When you have the conversation, don’t skirt around the issue or leave it up to interpretation. Use “definitive language,” Lisa Concepcion, relationship coach and founder of LoveQuest Coaching, tells Bustle.
“I always recommend that people use phrases such as, ‘I’ve been giving this a lot of thought and have reached a decision that we need to break up,” Concepcion says. “Provide a clear reason and repeat it. Oftentimes breakup conversations turn into a long dramatic conversation that lasts for hours. It doesn't not have to be this way.”
Experts also say to make it a clean break.

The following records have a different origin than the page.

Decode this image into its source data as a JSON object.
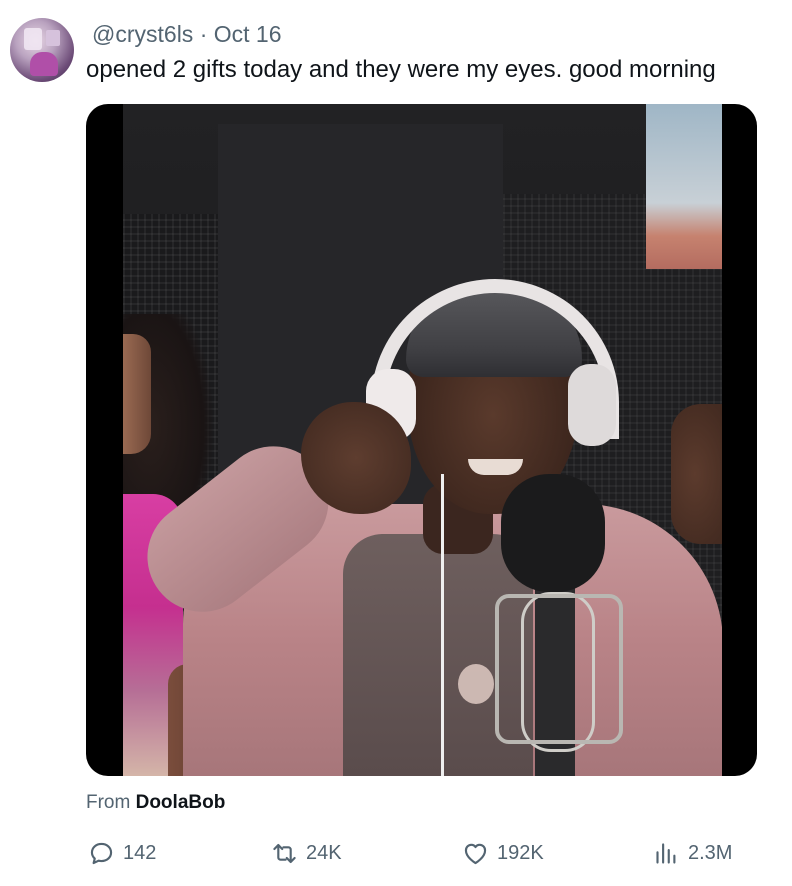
{
  "tweet": {
    "handle": "@cryst6ls",
    "separator": "·",
    "date": "Oct 16",
    "text": "opened 2 gifts today and they were my eyes. good morning"
  },
  "media": {
    "source_prefix": "From",
    "source_name": "DoolaBob"
  },
  "actions": {
    "reply_count": "142",
    "retweet_count": "24K",
    "like_count": "192K",
    "view_count": "2.3M"
  },
  "icons": {
    "reply": "reply-icon",
    "retweet": "retweet-icon",
    "like": "heart-icon",
    "views": "views-icon"
  },
  "colors": {
    "text_primary": "#0f1419",
    "text_secondary": "#536471",
    "background": "#ffffff"
  }
}
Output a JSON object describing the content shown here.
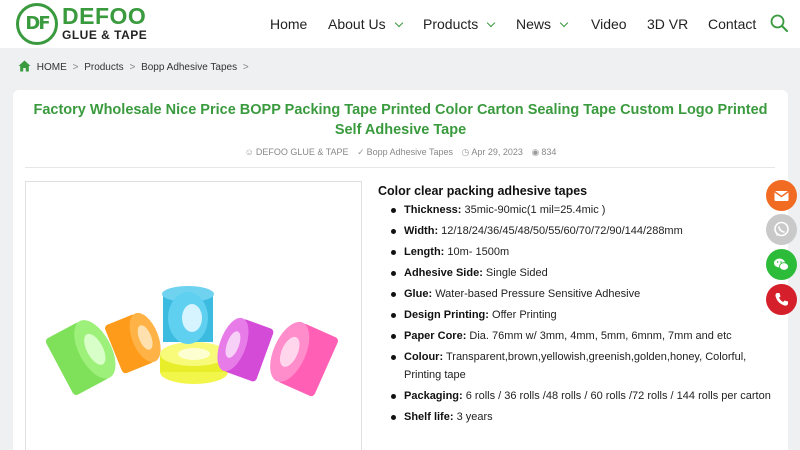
{
  "brand": {
    "mark": "DF",
    "name": "DEFOO",
    "sub": "GLUE & TAPE"
  },
  "nav": {
    "items": [
      {
        "label": "Home",
        "has_dropdown": false
      },
      {
        "label": "About Us",
        "has_dropdown": true
      },
      {
        "label": "Products",
        "has_dropdown": true
      },
      {
        "label": "News",
        "has_dropdown": true
      },
      {
        "label": "Video",
        "has_dropdown": false
      },
      {
        "label": "3D VR",
        "has_dropdown": false
      },
      {
        "label": "Contact",
        "has_dropdown": false
      }
    ],
    "search_icon": "search-icon"
  },
  "breadcrumb": {
    "items": [
      "HOME",
      "Products",
      "Bopp Adhesive Tapes"
    ],
    "separator": ">"
  },
  "product": {
    "title": "Factory Wholesale Nice Price BOPP Packing Tape Printed Color Carton Sealing Tape Custom Logo Printed Self Adhesive Tape",
    "meta": {
      "author": "DEFOO GLUE & TAPE",
      "category": "Bopp Adhesive Tapes",
      "date": "Apr 29, 2023",
      "views": "834"
    },
    "spec_heading": "Color clear packing adhesive tapes",
    "specs": [
      {
        "label": "Thickness:",
        "value": "35mic-90mic(1 mil=25.4mic )"
      },
      {
        "label": "Width:",
        "value": "12/18/24/36/45/48/50/55/60/70/72/90/144/288mm"
      },
      {
        "label": "Length:",
        "value": "10m- 1500m"
      },
      {
        "label": "Adhesive Side:",
        "value": "Single Sided"
      },
      {
        "label": "Glue:",
        "value": "Water-based Pressure Sensitive Adhesive"
      },
      {
        "label": "Design Printing:",
        "value": "Offer Printing"
      },
      {
        "label": "Paper Core:",
        "value": "Dia. 76mm w/ 3mm, 4mm, 5mm, 6mnm, 7mm and etc"
      },
      {
        "label": "Colour:",
        "value": "Transparent,brown,yellowish,greenish,golden,honey, Colorful, Printing tape"
      },
      {
        "label": "Packaging:",
        "value": "6 rolls / 36 rolls /48 rolls / 60 rolls /72 rolls / 144 rolls per carton"
      },
      {
        "label": "Shelf life:",
        "value": "3 years"
      }
    ]
  },
  "float_buttons": [
    {
      "name": "email-icon",
      "color": "#f26b22"
    },
    {
      "name": "whatsapp-icon",
      "color": "#c9c9c9"
    },
    {
      "name": "wechat-icon",
      "color": "#2dbb3a"
    },
    {
      "name": "phone-icon",
      "color": "#d51f2b"
    }
  ],
  "colors": {
    "accent": "#3a9a3e"
  }
}
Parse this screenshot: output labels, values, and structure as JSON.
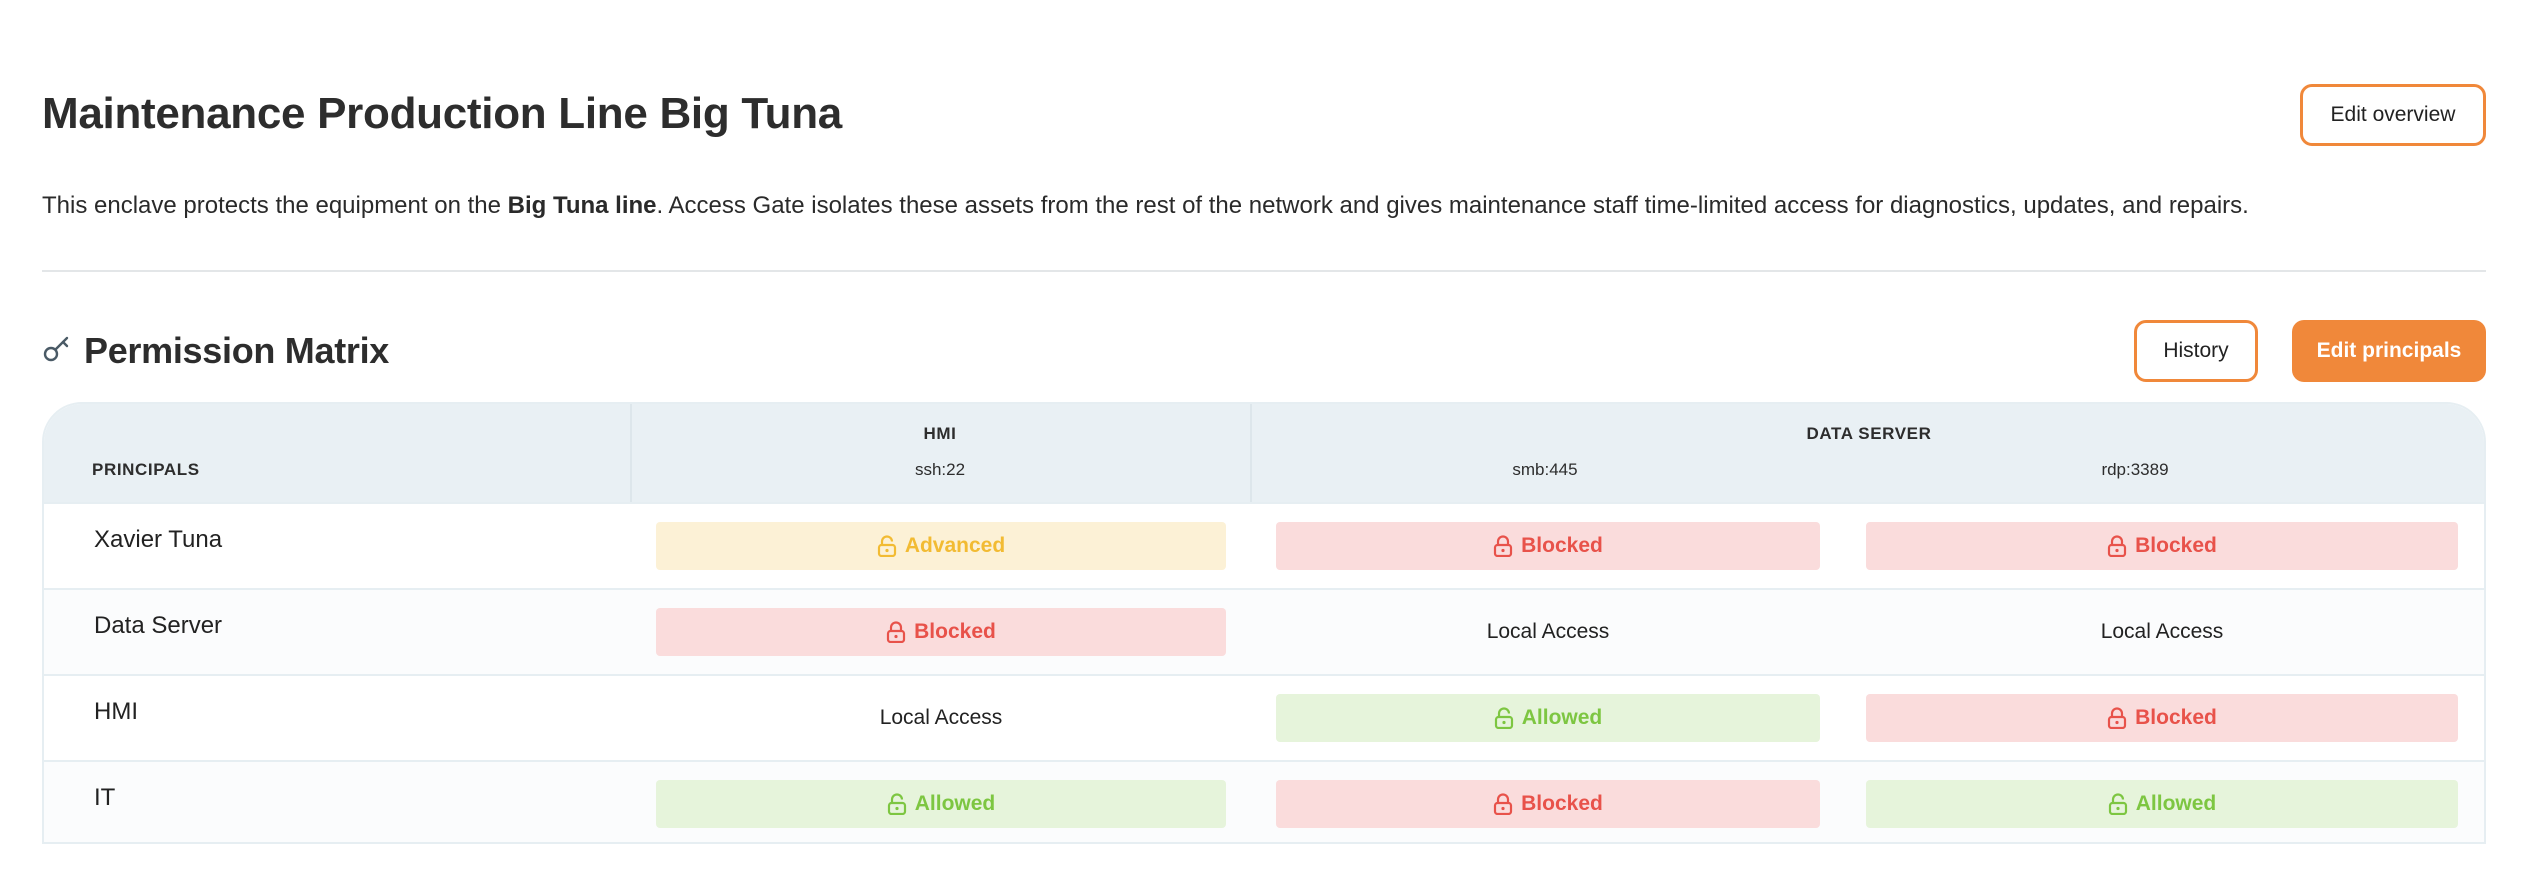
{
  "header": {
    "title": "Maintenance Production Line Big Tuna",
    "edit_overview_label": "Edit overview"
  },
  "description": {
    "before": "This enclave protects the equipment on the ",
    "bold": "Big Tuna line",
    "after": ". Access Gate isolates these assets from the rest of the network and gives maintenance staff time-limited access for diagnostics, updates, and repairs."
  },
  "section": {
    "title": "Permission Matrix",
    "icon": "key-icon",
    "history_label": "History",
    "edit_principals_label": "Edit principals"
  },
  "matrix": {
    "principals_header": "PRINCIPALS",
    "groups": [
      {
        "name": "HMI",
        "ports": [
          "ssh:22"
        ]
      },
      {
        "name": "DATA SERVER",
        "ports": [
          "smb:445",
          "rdp:3389"
        ]
      }
    ],
    "rows": [
      {
        "principal": "Xavier Tuna",
        "cells": [
          {
            "status": "advanced",
            "label": "Advanced"
          },
          {
            "status": "blocked",
            "label": "Blocked"
          },
          {
            "status": "blocked",
            "label": "Blocked"
          }
        ]
      },
      {
        "principal": "Data Server",
        "cells": [
          {
            "status": "blocked",
            "label": "Blocked"
          },
          {
            "status": "local",
            "label": "Local Access"
          },
          {
            "status": "local",
            "label": "Local Access"
          }
        ]
      },
      {
        "principal": "HMI",
        "cells": [
          {
            "status": "local",
            "label": "Local Access"
          },
          {
            "status": "allowed",
            "label": "Allowed"
          },
          {
            "status": "blocked",
            "label": "Blocked"
          }
        ]
      },
      {
        "principal": "IT",
        "cells": [
          {
            "status": "allowed",
            "label": "Allowed"
          },
          {
            "status": "blocked",
            "label": "Blocked"
          },
          {
            "status": "allowed",
            "label": "Allowed"
          }
        ]
      }
    ]
  },
  "colors": {
    "accent": "#f0883a",
    "advanced": "#f2bb33",
    "blocked": "#e8524a",
    "allowed": "#7dc641"
  }
}
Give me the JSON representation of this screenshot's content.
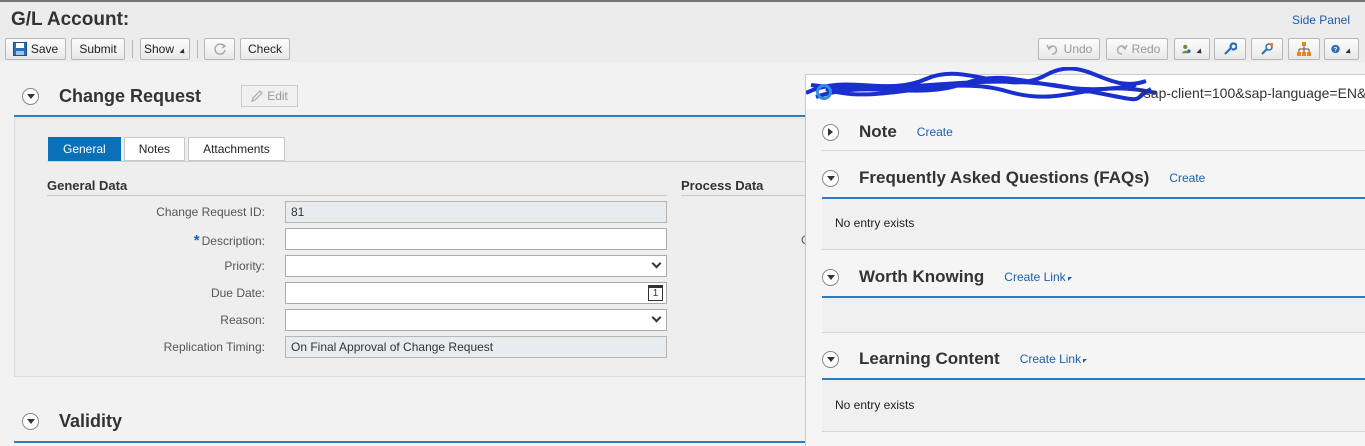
{
  "header": {
    "title": "G/L Account:",
    "side_panel": "Side Panel"
  },
  "toolbar": {
    "save": "Save",
    "submit": "Submit",
    "show": "Show",
    "check": "Check",
    "undo": "Undo",
    "redo": "Redo"
  },
  "change_request": {
    "title": "Change Request",
    "edit": "Edit",
    "tabs": [
      "General",
      "Notes",
      "Attachments"
    ],
    "general_data_title": "General Data",
    "process_data_title": "Process Data",
    "fields": {
      "id_label": "Change Request ID:",
      "id_value": "81",
      "description_label": "Description:",
      "description_value": "",
      "priority_label": "Priority:",
      "priority_value": "",
      "due_date_label": "Due Date:",
      "due_date_value": "",
      "reason_label": "Reason:",
      "reason_value": "",
      "timing_label": "Replication Timing:",
      "timing_value": "On Final Approval of Change Request"
    },
    "process_partial_label": "C"
  },
  "validity": {
    "title": "Validity"
  },
  "side_panel": {
    "url": "?sap-client=100&sap-language=EN&",
    "sections": {
      "note_title": "Note",
      "note_link": "Create",
      "faq_title": "Frequently Asked Questions (FAQs)",
      "faq_link": "Create",
      "faq_empty": "No entry exists",
      "worth_title": "Worth Knowing",
      "worth_link": "Create Link",
      "learning_title": "Learning Content",
      "learning_link": "Create Link",
      "learning_empty": "No entry exists"
    }
  },
  "colors": {
    "accent": "#0a70b8",
    "link": "#1a5fa8",
    "section_line": "#2f7bbd"
  }
}
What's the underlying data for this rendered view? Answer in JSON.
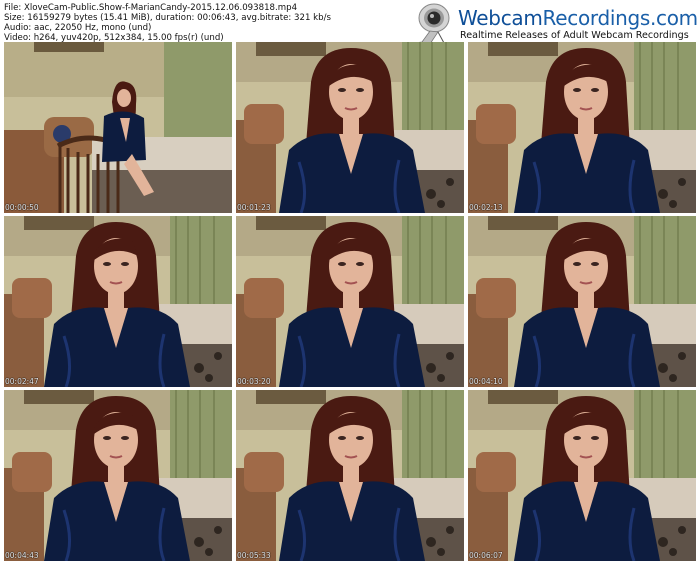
{
  "header": {
    "file_line": "File: XloveCam-Public.Show-f-MarianCandy-2015.12.06.093818.mp4",
    "size_line": "Size: 16159279 bytes (15.41 MiB), duration: 00:06:43, avg.bitrate: 321 kb/s",
    "audio_line": "Audio: aac, 22050 Hz, mono (und)",
    "video_line": "Video: h264, yuv420p, 512x384, 15.00 fps(r) (und)"
  },
  "brand": {
    "name_part1": "Webcam",
    "name_part2": "Recordings.com",
    "tagline": "Realtime Releases of Adult Webcam Recordings"
  },
  "frames": [
    {
      "time": "00:00:50",
      "scene": "wide"
    },
    {
      "time": "00:01:23",
      "scene": "close"
    },
    {
      "time": "00:02:13",
      "scene": "close"
    },
    {
      "time": "00:02:47",
      "scene": "close"
    },
    {
      "time": "00:03:20",
      "scene": "close"
    },
    {
      "time": "00:04:10",
      "scene": "close"
    },
    {
      "time": "00:04:43",
      "scene": "close"
    },
    {
      "time": "00:05:33",
      "scene": "close"
    },
    {
      "time": "00:06:07",
      "scene": "close"
    }
  ],
  "colors": {
    "brand_blue": "#1a5fa8",
    "wall": "#c8bf9a",
    "curtain": "#8f9a6a",
    "robe": "#0d1c3f",
    "hair": "#4a1a12",
    "skin": "#e2b49a"
  }
}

According to Stone, you have to be willing to be the “bad guy” for a little while. “There is no way around it,” Stone says. “In order to do what you need to do, you are going to cause discomfort to someone you have cared about and that is going to cause discomfort for you.” Down the road, you’ll realize it was the best option for both of you.
You can even try coming up with “broken record statements” that can be used in the heat of the moment. According to Stone, these are short go-to statements that can be said over and over again when emotions are running high. For example, “I know this is hard,” “I hate hurting you,” or “I know this is the right thing for me.” These statements should be simple and clear. If effective, these will help keep you grounded.
If you want to remain friends, give it some time first. “Most people need some time in order to reorganize mentally and emotionally a connection to a person after the relationship was romantic and intimate,” Stone says. Creating some distance post-breakup will give both you and your ex some time to reorganize your thoughts and heal before moving forward. It will also give you both time to figure out if still being a part of each other’s life is what you really want.
At the end of the day, no one can decide what you should do about your relationship but you. "It'll always get a little bit worse before it gets better," Pasko, tells Bustle. "In relationships, we often face a mental wall when it seems like nothing will take us out from misery. But those who find the courage to look beyond the self-centered pain are the ones who learn from their relationships."